Dopo il Covid il 20% dei medici lombardi è in burnout, il 30% soffre di ansia e depressione
I risultati emergono dalle risposte date da 958 medici lombardi a un’indagine elaborata dall’Università Bicocca per conto di Anaao-Assomed

Quasi il 20% dei medici lombardi accusa sintomi riconducibili al burnout, mentre più del 30% ansia e depressione di significato clinico. Sono dei risultati che emergono dalle risposte date da 958 medici a un’indagine elaborata dall’Università degli Studi di Milano Bicocca per conto di Anaao-Assomed Lombardia.

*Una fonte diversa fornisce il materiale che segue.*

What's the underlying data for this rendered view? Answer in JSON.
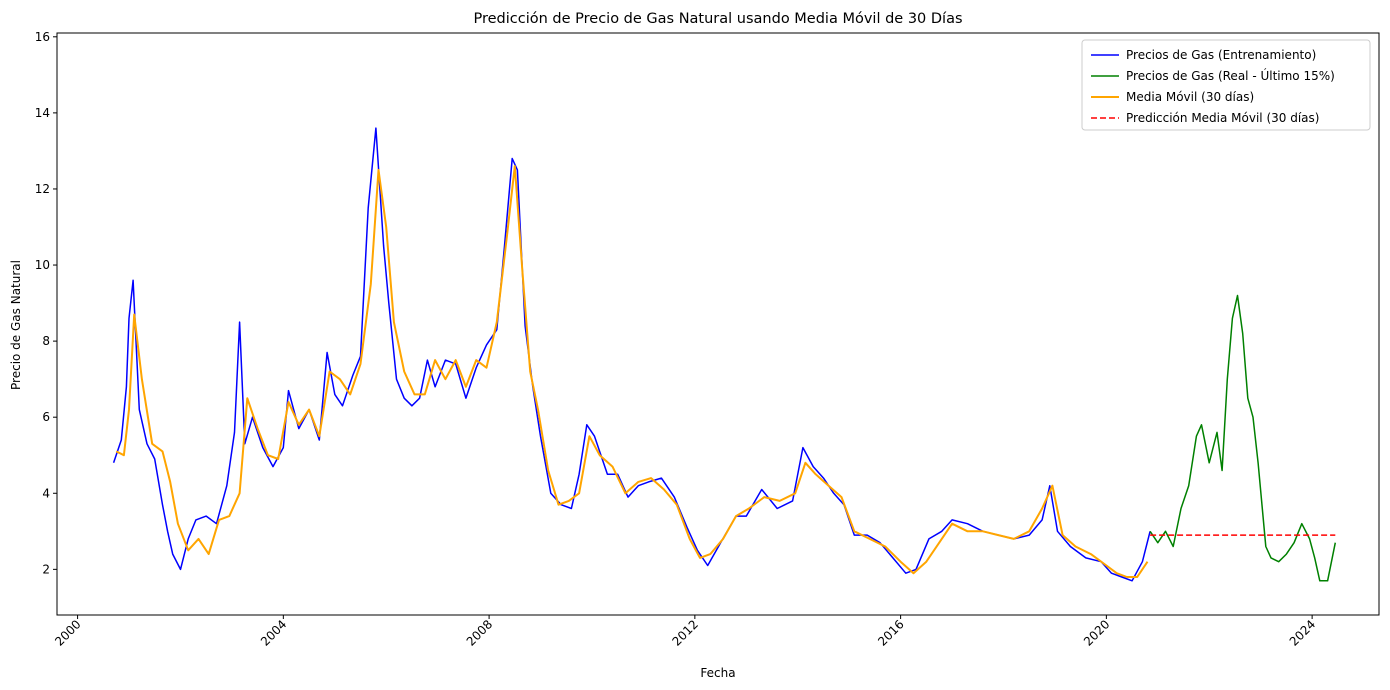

La ricerca, eseguita tra novembre 2021 e marzo 2022, si proponeva di stimare la prevalenza, nei medici lombardi, di sintomi riconducibili al burnout, di indagarne le possibili connessioni con variabili demografiche e occupazionali e di valutare l’impatto della pandemia sulla sintomatologia presente nei medici, nell’ottica del rafforzamento di strategie per tutelare la salute psicofisica del personale medico.
I risultati dell'analisi
L’indagine, svolta tramite un questionario online, mostra come il 71,6% dei medici intervistati sospetti di aver sofferto di burnout, mentre il 59,5% teme di poterne soffrire in futuro. Il rilievo psicometrico illustra inoltre come la prevalenza di una sintomatologia di rilievo clinico riconducibile al burnout sia pari a 18,5%, mentre quella riconducibile a disturbi dello spettro ansioso e depressivo è pari al 31,9% e al 38,7%.
«Sono dati allarmanti – sottolinea Stefano Magnone, segretario regionale di Anaao-Assomed Lombardia -. Le problematiche causate dall’espansione a macchia d’olio di questo fenomeno sono state largamente discusse negli ultimi tempi, aumentando l’awareness anche tra chi non è direttamente coinvolto nell’ambito sanitario. Lo stress lavorativo cronico, o sindrome del burnout, insorge quando le richieste del lavoro superano le capacità del lavoratore di affrontarle, intaccando la salute psicofisica dell’individuo. A peggiorare le condizioni lavorative, oltre alla carenza di risorse e ai ritmi lavorativi isterici in cui siamo costretti, è stata la pandemia: l’87.4% dei medici lombardi dichiara come la pandemia abbia avuto effetti di media o grave entità sul proprio benessere lavorativo».
A soffrire maggiormente della condizione di burnout sono le donne e a ciò si aggiungono ansia, depressione e a una percezione bassa di autoefficacia (quest’ultimo elemento è condiviso con gli specializzandi). Una maggiore anzianità di servizio risulta essere un fattore protettivo, a cui vengono associati livelli più bassi di burnout, ansia e depressione.
«Lo studio fornisce informazioni utili alla pianificazione d’interventi preventivi e gestionali finalizzati alla tutela della salute psicologica dei medici – spiega Edoardo Nicolò Aiello, psicologo e dottorando in Neuroscienze all’Università di Milano Bicocca -. Emerge una forte corrispondenza tra ciò che rilevano gli strumenti psicometrici oggettivi e il vissuto soggettivo dei medici che hanno preso parte alla ricerca».
Non da ultimo, l’87,4% dei medici lombardi dichiara come la pandemia e l’avvento della quarta ondata abbia avuto effetti di media o grave entità sul proprio benessere lavorativo, nonostante il servizio in area Covid non sia un fattore di per sé associabile a maggiori livelli di burnout, ansia o depressione. Ad impattare maggiormente sono invece le variabili soggettive percepite, quali la vicinanza di cari o colleghi che hanno avuto gravi complicazioni legate all’infezione.
«I risultati dello studio indicano la necessità di pensare, strutturare e promuovere programmi di valutazione accurata del disagio lavorativo per tutti gli operatori e, in particolare, per le donne e per le persone con minore anzianità di servizio – conclude Ines Giorgi, psicologa e psicoterapeuta -. Il progetto rappresenta una sfida importante alla quale non è possibile sottrarsi se si intende contenere il burnout con tutti i suoi correlati di perdita di salute, professionalità, efficacia lavorativa e soddisfazione dei pazienti. Bisognerebbe affrontare la cultura del prendersi cura di sé come operatori sanitari già durante il percorso di studi e metter a disposizione nelle aziende sanitarie specifici setting di supporto. Parallelamente, studi mirati a comprendere come attivare le risorse di resilienza, insieme alla verifica degli esiti di eventuali interventi, rappresenterebbero una buona sinergia fra organizzazioni sanitarie e Università».